La clave de la reedición del librito de Galende es precisamente ésta: es un dispositivo capaz de
mostrar que lo que ha sido radicalmente destituido en esta sublevación ha sido la episteme
transitológica, esto es, el conjunto de saber-poder que condicionó los contornos epistémicos y
políticos de la transición.

Los “expertos” están desesperados. Van a los matinales, intentan obturar lo que ha saltado en
pedazos, reiteran la sorpresa sobre la sublevación cuando no habría ninguna razón para hacerlo.
Mal que mal, habríamos sido el “modelo” de la región: ¿qué mala fe podría hacer que alguien
quisiera sublevarse frente a este tan hermoso y paradisíaco orden?

Pues bien, una falla: en la generación, o en la introducción de un “otro” que conspira y que sólo la
brutalidad lexical del Presidente pudo denominar tan bien: “enemigo poderoso”. En este sentido,
todos estos intelectuales, sean afines a la derecha o a la ex Concertación, están con el Presidente y
su agenda de seguridad. Cerraron filas y seguirán haciéndolo para erigir un muro cognitivo en el que
la crítica sólo sea posible para defender el orden y desde el “privilegiado” e ilusorio lugar del saber.
Porque ellos no creen en el pueblo. No creen que el pueblo pueda pensar por sí mismo porque el
pensamiento no es privativo de algunos sino potencia de los cualquiera que en cualquier momento
puede asaltar la elegancia de sus palacios exigiendo una Asamblea Constituyente.

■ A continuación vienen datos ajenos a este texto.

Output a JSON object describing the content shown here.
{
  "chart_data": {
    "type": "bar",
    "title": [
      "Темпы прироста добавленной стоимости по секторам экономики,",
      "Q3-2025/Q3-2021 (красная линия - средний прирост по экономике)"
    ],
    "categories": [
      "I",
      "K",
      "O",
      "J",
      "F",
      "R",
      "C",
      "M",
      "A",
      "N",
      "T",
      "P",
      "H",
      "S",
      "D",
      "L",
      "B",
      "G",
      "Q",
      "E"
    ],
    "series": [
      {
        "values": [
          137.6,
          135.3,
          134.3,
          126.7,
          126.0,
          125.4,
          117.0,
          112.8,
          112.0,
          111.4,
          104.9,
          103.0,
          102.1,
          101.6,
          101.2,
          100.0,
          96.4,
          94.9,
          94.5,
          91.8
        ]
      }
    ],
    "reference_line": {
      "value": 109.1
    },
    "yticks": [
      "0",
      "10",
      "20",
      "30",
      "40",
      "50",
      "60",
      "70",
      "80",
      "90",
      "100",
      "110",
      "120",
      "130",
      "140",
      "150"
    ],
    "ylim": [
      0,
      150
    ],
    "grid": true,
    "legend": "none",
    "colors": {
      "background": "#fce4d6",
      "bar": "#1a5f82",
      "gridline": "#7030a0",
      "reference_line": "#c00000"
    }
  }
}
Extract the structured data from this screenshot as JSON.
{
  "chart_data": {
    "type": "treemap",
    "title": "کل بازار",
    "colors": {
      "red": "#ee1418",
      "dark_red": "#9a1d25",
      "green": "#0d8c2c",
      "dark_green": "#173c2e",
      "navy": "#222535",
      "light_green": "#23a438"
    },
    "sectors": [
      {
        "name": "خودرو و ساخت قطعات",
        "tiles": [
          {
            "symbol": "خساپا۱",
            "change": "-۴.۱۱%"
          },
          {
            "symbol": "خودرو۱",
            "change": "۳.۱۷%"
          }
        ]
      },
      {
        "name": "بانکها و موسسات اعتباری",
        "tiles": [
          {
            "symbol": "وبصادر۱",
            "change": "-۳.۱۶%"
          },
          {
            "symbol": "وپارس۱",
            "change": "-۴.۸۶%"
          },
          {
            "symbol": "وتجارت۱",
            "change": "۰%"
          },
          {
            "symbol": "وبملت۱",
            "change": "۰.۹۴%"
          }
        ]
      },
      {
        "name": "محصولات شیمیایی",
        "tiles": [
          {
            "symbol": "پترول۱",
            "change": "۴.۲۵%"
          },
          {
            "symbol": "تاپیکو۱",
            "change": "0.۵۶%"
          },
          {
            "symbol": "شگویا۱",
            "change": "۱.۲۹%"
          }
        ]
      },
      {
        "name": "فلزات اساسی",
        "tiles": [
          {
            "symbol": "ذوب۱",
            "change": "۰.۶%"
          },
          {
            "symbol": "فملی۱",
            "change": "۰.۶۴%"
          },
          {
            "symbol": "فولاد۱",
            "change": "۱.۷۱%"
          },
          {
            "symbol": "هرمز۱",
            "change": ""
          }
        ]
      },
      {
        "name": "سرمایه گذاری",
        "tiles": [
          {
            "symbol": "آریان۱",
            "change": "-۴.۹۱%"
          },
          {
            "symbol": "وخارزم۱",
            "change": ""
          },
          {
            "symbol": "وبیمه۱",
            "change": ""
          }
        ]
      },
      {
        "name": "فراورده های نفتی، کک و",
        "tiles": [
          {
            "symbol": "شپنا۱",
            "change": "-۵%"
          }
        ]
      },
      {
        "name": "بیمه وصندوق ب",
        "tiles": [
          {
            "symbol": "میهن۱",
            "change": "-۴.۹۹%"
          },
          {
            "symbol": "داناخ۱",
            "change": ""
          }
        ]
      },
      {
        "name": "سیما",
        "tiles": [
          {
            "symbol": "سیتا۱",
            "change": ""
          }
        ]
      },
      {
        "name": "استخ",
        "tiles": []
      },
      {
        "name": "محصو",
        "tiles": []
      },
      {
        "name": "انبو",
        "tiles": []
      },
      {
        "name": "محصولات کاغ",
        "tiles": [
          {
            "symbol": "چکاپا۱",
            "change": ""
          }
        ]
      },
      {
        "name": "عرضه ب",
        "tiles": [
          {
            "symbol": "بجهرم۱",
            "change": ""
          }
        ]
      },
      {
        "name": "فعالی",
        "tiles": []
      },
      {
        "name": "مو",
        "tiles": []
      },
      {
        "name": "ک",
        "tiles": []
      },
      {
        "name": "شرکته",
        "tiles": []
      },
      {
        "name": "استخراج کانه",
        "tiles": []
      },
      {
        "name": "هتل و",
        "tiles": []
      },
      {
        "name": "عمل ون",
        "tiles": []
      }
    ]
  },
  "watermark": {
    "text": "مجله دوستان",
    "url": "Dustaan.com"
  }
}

La reedición del libro de Galende nos muestra una reedición decisiva: la destitución de 2011 ha
terminado en 2019. El lugar del saber ha sido impugnado y la grieta abierta no podrá suturarse otra
vez mientras no se entienda que ninguna “explicación” sirve, porque precisamente ha sido el
régimen de la explicación el que ha sido destituido. El pastor con su saber explica a las ovejas las
bondades del paraíso y los peligros del infierno.

Pero cuando las ovejas dejan de serlo, el pastor se muestra como lo que siempre fue: un cazador: al
sumirse a-críticamente a la agenda de seguridad e insistir en el “detrás” que supuestamente estaría
manipulando a la revuelta chilena, sin contar con la pequeña posibilidad de que no se trate de
alguien que esté “detrás” manipulando esa supuesta masa informe, sino de la intensificación de la
propia potencia del pueblo, los intelectuales de orden –en armonía con las políticas de seguridad
aplicadas por el conjunto de la oligarquía- han desplegado una cacería policial sobre el pensamiento
intentando inocular miedo y construir un “enemigo poderoso” para que el pueblo retroceda y vuelva
a sus casas a escuchar el mensaje: “la AFP me explicó y yo entendí”.

Así, entonces: ¿de qué violencia hablamos cuando hablamos de violencia? La primera y más
fundamental violencia que la obra de Rancière se encarga de problematizar y que nuestra revuelta
destituyó, ha sido la de ese pastor “transitológico” situado en su pretendido lugar de saber que cree
que porque sabe (es decir, porque cree saber lo que el pueblo no sabe) puede articular una
democracia cupular consensuada entre expertos. Sin esa posición, no puede ejercer de pastor: el 18
de Octubre fue la ráfaga que, por un momento, suspendió el ensamble pastoral chileno.